Sinta, yang menyaksikan vonis penderitaan abadi ini, tahu bahwa ini adalah kebenaran final.
🕊️ Doa Para Roh dan Tobat yang Tulus
Di situ Sinta menangis dengan sangat tulus dan ketakutan. Tangisannya adalah perpaduan antara trauma dan keimanan murni.
Ia berteriak dalam kain kafannya: "Ya Allah, saya mau tobat! Tolong keluarin saya dari sini! Saya mau tobat! Gimana caranya Ya Allah?

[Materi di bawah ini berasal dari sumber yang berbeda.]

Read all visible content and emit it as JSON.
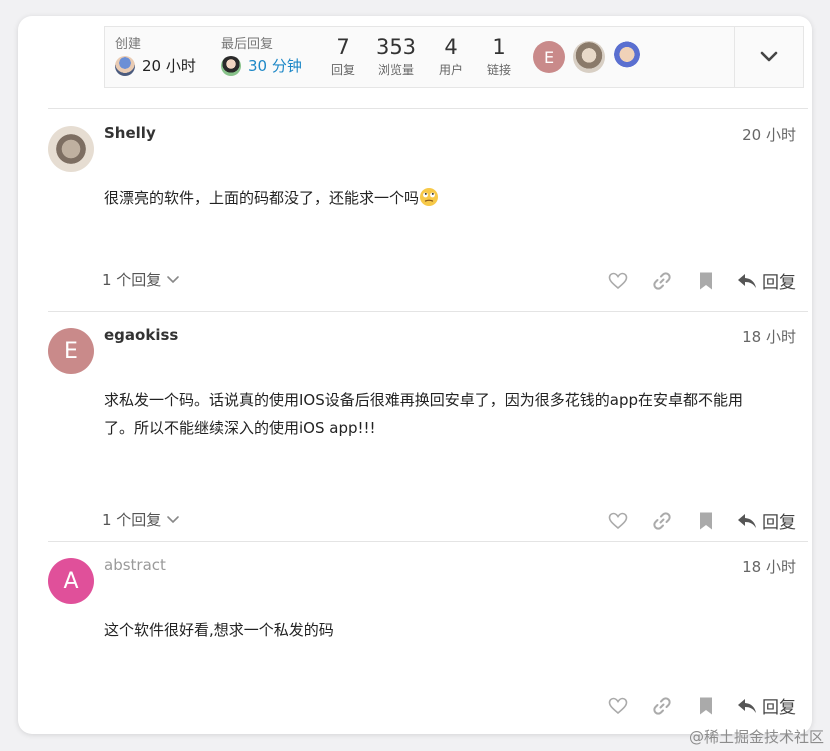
{
  "summary": {
    "created_label": "创建",
    "created_value": "20 小时",
    "last_reply_label": "最后回复",
    "last_reply_value": "30 分钟",
    "stats": [
      {
        "num": "7",
        "label": "回复"
      },
      {
        "num": "353",
        "label": "浏览量"
      },
      {
        "num": "4",
        "label": "用户"
      },
      {
        "num": "1",
        "label": "链接"
      }
    ],
    "participant_letter": "E"
  },
  "posts": [
    {
      "username": "Shelly",
      "time": "20 小时",
      "body": "很漂亮的软件，上面的码都没了，还能求一个吗",
      "replies": "1 个回复",
      "reply_label": "回复"
    },
    {
      "username": "egaokiss",
      "avatar_letter": "E",
      "time": "18 小时",
      "body_line1": "求私发一个码。话说真的使用IOS设备后很难再换回安卓了，因为很多花钱的app在安卓都不能用",
      "body_line2": "了。所以不能继续深入的使用iOS app!!!",
      "replies": "1 个回复",
      "reply_label": "回复"
    },
    {
      "username": "abstract",
      "avatar_letter": "A",
      "time": "18 小时",
      "body": "这个软件很好看,想求一个私发的码",
      "reply_label": "回复"
    }
  ],
  "watermark": "@稀土掘金技术社区",
  "colors": {
    "avatar_e": "#c98a8a",
    "avatar_a": "#e0509a",
    "link": "#1e88c7"
  }
}
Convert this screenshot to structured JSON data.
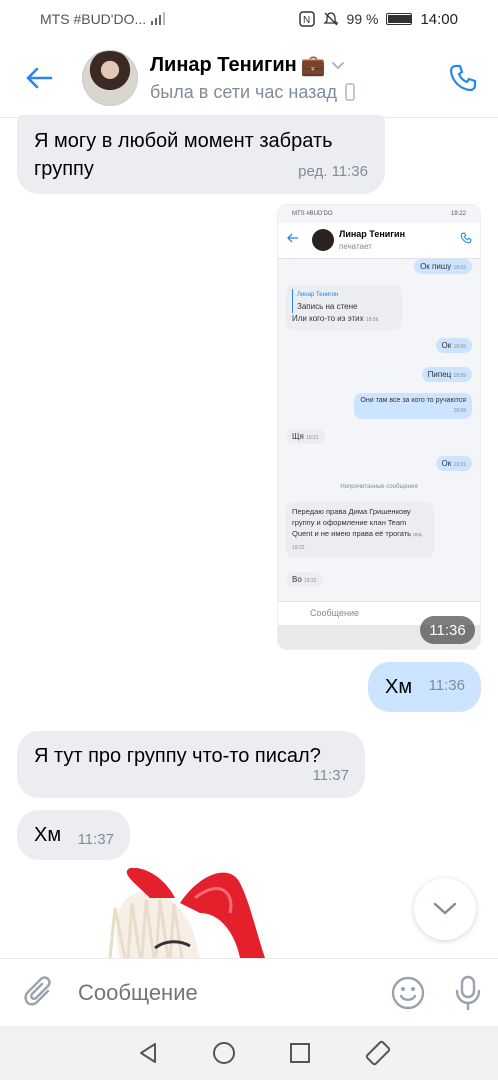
{
  "status_bar": {
    "carrier": "MTS #BUD'DO...",
    "battery": "99 %",
    "time": "14:00"
  },
  "header": {
    "name": "Линар Тенигин",
    "name_emoji": "💼",
    "last_seen": "была в сети час назад"
  },
  "messages": [
    {
      "text": "Я могу в любой момент забрать группу",
      "meta": "ред. 11:36"
    },
    {
      "text": "Хм",
      "meta": "11:36"
    },
    {
      "text": "Я тут про группу что-то писал?",
      "meta": "11:37"
    },
    {
      "text": "Хм",
      "meta": "11:37"
    }
  ],
  "screenshot_time": "11:36",
  "embedded": {
    "status": "MTS #BUD'DO",
    "name": "Линар Тенигин",
    "typing": "печатает",
    "messages": [
      {
        "text": "Ок пишу",
        "time": "18:53"
      },
      {
        "reply": "Линар Тенигин",
        "quote": "Запись на стене",
        "text": "Или кого-то из этих",
        "time": "18:56"
      },
      {
        "text": "Ок",
        "time": "18:55"
      },
      {
        "text": "Пипец",
        "time": "18:59"
      },
      {
        "text": "Они там все за кого то ручаются",
        "time": "18:59"
      },
      {
        "text": "Щя",
        "time": "19:21"
      },
      {
        "text": "Ок",
        "time": "19:21"
      },
      {
        "divider": "Непрочитанные сообщения"
      },
      {
        "text": "Передаю права Дима Гришенкову группу и оформление клан Team Quent и не имею права её трогать",
        "time": "ред. 19:22"
      },
      {
        "text": "Во",
        "time": "19:22"
      }
    ],
    "composer": "Сообщение"
  },
  "composer": {
    "placeholder": "Сообщение"
  },
  "colors": {
    "accent": "#2688eb",
    "in_bubble": "#ebedf0",
    "out_bubble": "#cce4ff",
    "meta": "#818c99"
  }
}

Saya percaya ada siksa kubur, Ya Allah!"
Sinta memohon petunjuk, imannya kini telah total.
Dan di tengah gemuruh siksaan Slamet dan suara mahluk itu, Sinta mulai mendengar suara lain.
Roh yang dikubur di sampingnya pada terganggu dan takut banget!
Jiwa-jiwa lain yang dimakamkan di pekuburan itu, yang tadinya beristirahat, kini terbangun dan bergetar karena teror siksaan Slamet.
Sinta mendengar bisikan-bisikan ghaib di sekitarnya.
Sampai ada yang istighfar (memohon ampun), dan ada yang baca doa terhindar dari azab kubur.
Sinta mendengar roh-roh itu meratap, mengucapkan perlindungan.
Dan ada yang sampai berkata: Astaghfirullah Rabbal Baraya, Astaghfirullah Minal Khotoya! (Aku memohon ampun kepada Allah, Tuhan semesta alam, Aku memohon ampun kepada Allah dari segala dosa!)
Sinta, yang putus asa mencari jalan keluar, mencari tali pegangan terakhir, secara naluriah mengikuti suara-suara itu.
Di situ Sinta ngikutin bacaan itu semua, kata-kata doa itu dalam Bahasa Arab.
Ia mengulang Istighfar, ia mengulang doa perlindungan, mengucapkan kata-kata itu dengan suara trauma dan keyakinan yang total, meskipun terbungkus kain kafan.
Tangisan Sinta dan doa-doa roh yang terganggu kini menjadi latar belakang siksaan abadi Slamet. Sinta telah melewati batas antara skeptisisme dan keyakinan. Ia kini adalah seorang yang beriman, lahir dari neraka.